At first, these lights might seem only like an inconvenience. Then, around your first sleeping shift, reality dawns: How the hell are you going to catch a moment of sleep when the insides of your eyelids are holding a Daft Punk concert? And, of course, it doesn't end there. Space is a vindictive bastard that also wants to screw you in the long run. The constant radiation penetration actually causes structural damage to the delicate tissues in your eyes, which may well lead to permanently messed up eyesight should you stay up there for more than a month.



E pare ci siano anche problemi di diabete:

Citazione:

Everyone Has Space Diabetes

One of the unadvertised perks of space life is the (completely free!) space diabetes you get to enjoy for the duration of your stay.
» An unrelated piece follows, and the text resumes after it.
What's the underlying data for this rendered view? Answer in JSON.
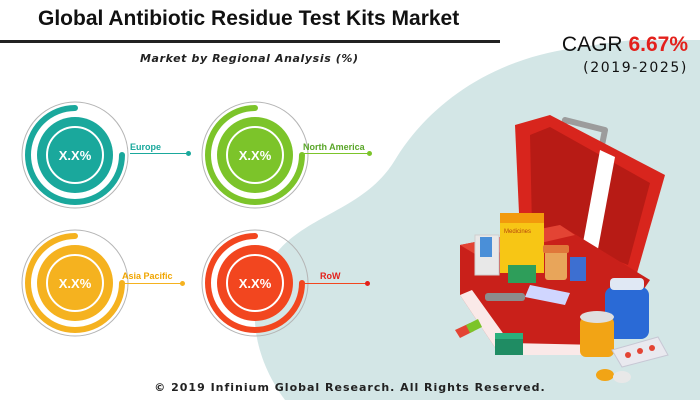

When your feeble human body is subjected to a microgravity environment, it starts displaying diabetes-like symptoms. Your glucose tolerance and insulin sensitivity immediately go haywire, as does your body's natural insulin secretion. As insulin affects how you deal with both sugar and proteins (in amino acid form), your freshly warped hormone levels are also now top contenders in the "let's get rid of all your muscle mass" game your body likes to play in a weightless environment.

All of this gives you a condition that, although technically not diabetes, is extremely similar -- and there is absolutely nothing you can do about it. As long as you're up there, all you can do is tend to your blood sugar levels and spew inventive swear words at the people who can still eat Reese's Pieces.

The situation is not hopeless, though. There is some effort to fix the space diabetes problem, and it looks like one of the most promising future solutions to the issue is, awesomely, introducing red wine into the space diet. Although astronauts are not currently allowed alcohol due to obvious reasons, red wine contains a heart-friendly chemical called resveratrol, which could go a long way toward fixing the problem. Of course, NASA isn't too keen about letting its employees drink on the job, but since when have you listened to what those guys say? Should you ever get that rocket you're building in your backyard to fly, it's totally worth taking a few bottles of claret with you. Because whatever could go wrong?